My wife pronounces it three different ways, each of which she can support. I pronounce it one, but other than that it’s the way I’ve heard it I can’t support my pronunciation even after some searches. What’s yours and why?
My wife pronounces it three different ways, each of which she can support. I pronounce it one, but other than that it’s the way I’ve heard it I can’t support my pronunciation even after some searches. What’s yours and why?
tsen-taür, where ü is not an umlaut, but a diaeresis meaning that you pronounce the second vowel in a row, like in naïve or coöperation.
I come from Poland and we read in a consistent way.
The way shit’s written \s.
Such a question would make no sense in Polish.
https://www.newyorker.com/culture/culture-desk/the-curse-of-the-diaeresis
Okay I don’t doubt yours is consistent, but it’s really hard to grasp. I come from Finland and in the Nordics you would never get oö öo aä or äa combinations I’m pretty sure. Å can go with a but a doesn’t really go with ö I don’t think and uhm.
Anyways my point is I’ve no idea how you would go about trying to pronounce coöperation. Or rather what your idea of it is.
I’d couldn’t argue which is more constant, but Finnish is every consistent. And pretty much in line with IPA.
https://en.m.wikipedia.org/wiki/Help:IPA/Finnish
hevonen [ˈheʋonen]
hernekeitto [ˈherneˌkːei̯tːo]
tule! [ˈtuˌle]
Example of words with their IPA pronunciation. When something like “geography” in English is “ʤɔ́grəfɪj”.
Those don’t look alike at all. So I’m sure polish can be consistent, but to me at least, I’d be afraid of how complex that consistency is.
In Finnish wr say “kentauri” and in ipa that’s pretty much the same.
Finnish pronunciation feels to me like a subset of Polish. The only difference is the stressed syllable.
You are saying you never read two vowels in a row? You just make them longer?
After writing that I see that contradicts the “subset” sentence.
No. I’m saying the ones which are umlauted don’t go with their umlauted partners. You can äiti easily. That’s mom. But you can’t have Äati. That’s not a word. Ä + a don’t go together.
I may be wrong because of how flexible Finnish is, but I don’t think a Finnish word exists where there is either äa oe öo combination.
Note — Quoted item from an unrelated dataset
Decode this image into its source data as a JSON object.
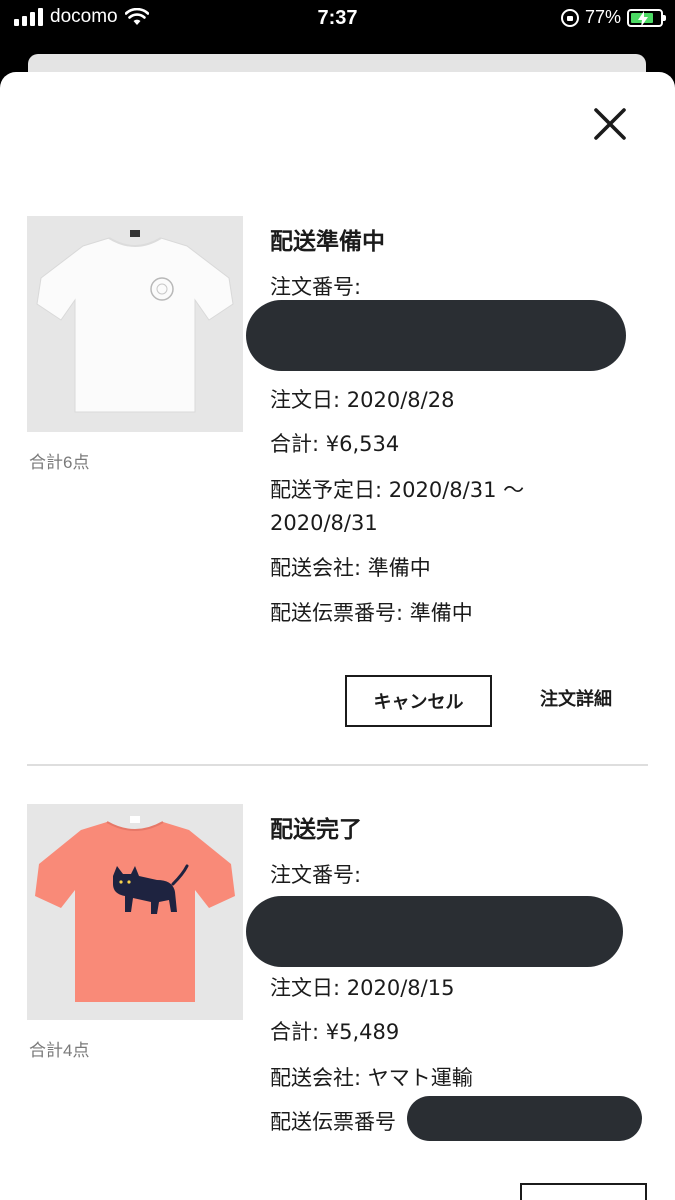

Äo maybe, but not likely. (edit def no äo either, just not a thing, I checked the exceptions and now I’m sure)
Its something calmed vowel harmony, which is sort of why I don’t see Polish as being any where near Finnish. The amount of consonants you guys use is unnatural to a Finnish person.
Finnish pronunciation is definitely not a “subset of Polish”. Polish is a PIE-language. We’re not even in the same language tree bro.
https://www.sssscomic.com/comicpages/196.jpg
What I mean by subset is: a Polish person will pronounce every finnish word correctly and a Finnish person will pronounce most of Polish words correctly.
I’m Finnish and I’ve had a Polish friend for 15 years and I can say you’re most definitely mistaken.
for the sake of fun give me a sentence to pronounce
https://en.wiktionary.org/wiki/Appendix:Finnish_tongue_twisters
From now on, I shall only refer to them as kentauru.